DM3 focuses on MYRRHA core safety. An integral test, exposing a 7-pin wire-spaced, heated bundle, representative of MYRRHA, to lead-bismuth eutectic (LBE) for nearly 2000 hours under nominal conditions was done in the MEXICO loop. The data validated coupled thermal hydraulics and chemistry models. We found no plugging risk from corrosion products and the onset of flow reduction was only seen above the precipitation limits of PbO. MYRRHA cladding materials were corroded in static LBE, with samples used to compare mechanical strength loss with cladding thickness. First results show no further mechanical strength loss beyond those caused by the loss of the corroded layer.
Detailed analyses of MYRRHA representative UO2 segments used in power transient experiments revealed small deformations by PCMI. We will cut some pins in segments to investigate their internals. Finally, a heated rod bundle with a defined blockage was made and investigated experimentally to study thermal hydraulics of a fuel bundle under extreme conditions, accompanied by numerical modelling to transfer the results to the conditions of a real reactor. A bend rod bundle experiment is in progress.
DM4 addresses the safety of the MYRRHA Accelerator-Driven System. Data from comparable accelerators showed that for MYRRHA, reliability should be 100 fold better thus stressing the need to test reliability and fault tolerance schemes on the MINERVA accelerator. The acceptable accelerator downtime of 3 seconds should be re-evaluated. Studies on beam window breakage and radionuclide release identified signals corresponding to evaporated mercury, requiring further analysis to understand the observed mechanisms of evaporation and transport. Construction, licensing, and testing of the POVACS facility, to investigate polonium's sticking on stainless steel, are nearing completion.

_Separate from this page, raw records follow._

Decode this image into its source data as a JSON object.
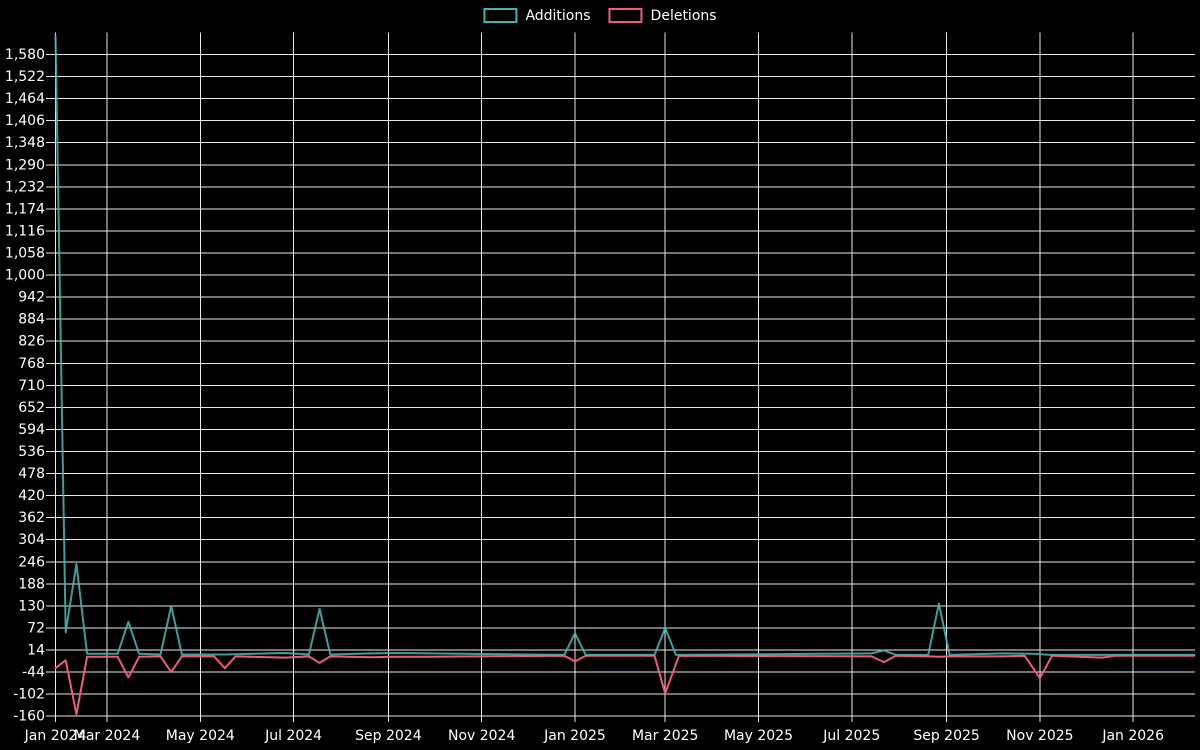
{
  "chart_data": {
    "type": "line",
    "title": "",
    "background_color": "#000000",
    "grid": {
      "visible": true,
      "color": "#e8e8e8"
    },
    "text_color": "#ffffff",
    "legend": [
      {
        "label": "Additions",
        "color": "#45b5b0"
      },
      {
        "label": "Deletions",
        "color": "#ef5b7b"
      }
    ],
    "legend_position": "top-center",
    "y_axis": {
      "min": -160,
      "max": 1580,
      "step": 58,
      "tick_labels": [
        "-160",
        "-102",
        "-44",
        "14",
        "72",
        "130",
        "188",
        "246",
        "304",
        "362",
        "420",
        "478",
        "536",
        "594",
        "652",
        "710",
        "768",
        "826",
        "884",
        "942",
        "1,000",
        "1,058",
        "1,116",
        "1,174",
        "1,232",
        "1,290",
        "1,348",
        "1,406",
        "1,464",
        "1,522",
        "1,580"
      ]
    },
    "x_axis": {
      "ticks": [
        {
          "label": "Jan 2024",
          "date": "2024-01-27"
        },
        {
          "label": "Mar 2024",
          "date": "2024-03-01"
        },
        {
          "label": "May 2024",
          "date": "2024-05-01"
        },
        {
          "label": "Jul 2024",
          "date": "2024-07-01"
        },
        {
          "label": "Sep 2024",
          "date": "2024-09-01"
        },
        {
          "label": "Nov 2024",
          "date": "2024-11-01"
        },
        {
          "label": "Jan 2025",
          "date": "2025-01-01"
        },
        {
          "label": "Mar 2025",
          "date": "2025-03-01"
        },
        {
          "label": "May 2025",
          "date": "2025-05-01"
        },
        {
          "label": "Jul 2025",
          "date": "2025-07-01"
        },
        {
          "label": "Sep 2025",
          "date": "2025-09-01"
        },
        {
          "label": "Nov 2025",
          "date": "2025-11-01"
        },
        {
          "label": "Jan 2026",
          "date": "2026-01-01"
        }
      ]
    },
    "series": [
      {
        "name": "Additions",
        "color": "#45b5b0",
        "points": [
          [
            "2024-01-27",
            1630
          ],
          [
            "2024-02-03",
            60
          ],
          [
            "2024-02-10",
            240
          ],
          [
            "2024-02-17",
            4
          ],
          [
            "2024-03-08",
            4
          ],
          [
            "2024-03-15",
            88
          ],
          [
            "2024-03-22",
            4
          ],
          [
            "2024-04-05",
            2
          ],
          [
            "2024-04-12",
            130
          ],
          [
            "2024-04-19",
            2
          ],
          [
            "2024-05-17",
            2
          ],
          [
            "2024-06-26",
            6
          ],
          [
            "2024-07-11",
            2
          ],
          [
            "2024-07-18",
            122
          ],
          [
            "2024-07-25",
            2
          ],
          [
            "2024-08-21",
            5
          ],
          [
            "2024-09-06",
            6
          ],
          [
            "2024-09-27",
            5
          ],
          [
            "2024-12-25",
            1
          ],
          [
            "2025-01-01",
            58
          ],
          [
            "2025-01-08",
            1
          ],
          [
            "2025-02-22",
            1
          ],
          [
            "2025-03-01",
            72
          ],
          [
            "2025-03-08",
            1
          ],
          [
            "2025-07-14",
            5
          ],
          [
            "2025-07-22",
            13
          ],
          [
            "2025-07-30",
            1
          ],
          [
            "2025-08-20",
            1
          ],
          [
            "2025-08-27",
            136
          ],
          [
            "2025-09-03",
            1
          ],
          [
            "2025-10-08",
            5
          ],
          [
            "2025-10-27",
            4
          ],
          [
            "2025-11-08",
            1
          ],
          [
            "2026-02-10",
            1
          ]
        ]
      },
      {
        "name": "Deletions",
        "color": "#ef5b7b",
        "points": [
          [
            "2024-01-27",
            -34
          ],
          [
            "2024-02-03",
            -13
          ],
          [
            "2024-02-10",
            -155
          ],
          [
            "2024-02-17",
            -4
          ],
          [
            "2024-03-08",
            -4
          ],
          [
            "2024-03-15",
            -58
          ],
          [
            "2024-03-22",
            -4
          ],
          [
            "2024-04-05",
            -3
          ],
          [
            "2024-04-12",
            -44
          ],
          [
            "2024-04-19",
            -3
          ],
          [
            "2024-05-10",
            -3
          ],
          [
            "2024-05-17",
            -34
          ],
          [
            "2024-05-24",
            -3
          ],
          [
            "2024-06-26",
            -6
          ],
          [
            "2024-07-11",
            -3
          ],
          [
            "2024-07-18",
            -20
          ],
          [
            "2024-07-25",
            -3
          ],
          [
            "2024-08-21",
            -5
          ],
          [
            "2024-09-06",
            -4
          ],
          [
            "2024-09-27",
            -4
          ],
          [
            "2024-12-25",
            -1
          ],
          [
            "2025-01-01",
            -16
          ],
          [
            "2025-01-08",
            -1
          ],
          [
            "2025-02-22",
            -1
          ],
          [
            "2025-03-01",
            -100
          ],
          [
            "2025-03-10",
            -1
          ],
          [
            "2025-07-14",
            -3
          ],
          [
            "2025-07-22",
            -18
          ],
          [
            "2025-07-30",
            -1
          ],
          [
            "2025-08-20",
            -3
          ],
          [
            "2025-08-27",
            -4
          ],
          [
            "2025-09-03",
            -3
          ],
          [
            "2025-10-08",
            -3
          ],
          [
            "2025-10-22",
            -1
          ],
          [
            "2025-11-01",
            -60
          ],
          [
            "2025-11-09",
            -1
          ],
          [
            "2025-12-12",
            -6
          ],
          [
            "2025-12-20",
            -1
          ],
          [
            "2026-02-10",
            -1
          ]
        ]
      }
    ]
  }
}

WP11 studies thermal hydraulics of the reactor pool. We tested the transition from forced to-natural-circulation in CIRCE and ESCAPE (completed), and developed numerical models in parallel. A heat transfer model was implemented and validated against DNS data, with a wall-function for turbulent heat flux developed based on the Jayatilleke model, implemented in OpenFOAM v8.
WP12 did experiments and calculations to study the chemical processes in the coolant to create and validate models of chemical reactions in LBE. We studied radioactivity release, essential for MYRRHA's safety assessment, progressed in understanding the release behaviour of polonium, got experimental and theoretical results for the release of tellurium from LBE and the stability of associated molecules. Moreover, we prepared LBE mixtures with ruthenium and studied their evaporation, as well as the evaporation of thallium from LBE in the presence of iodine.
DM5 deals with project management and dissemination. Many publications and presentations were issued, several PhD students were hired and a heavy metal summer school for education and networking was set up.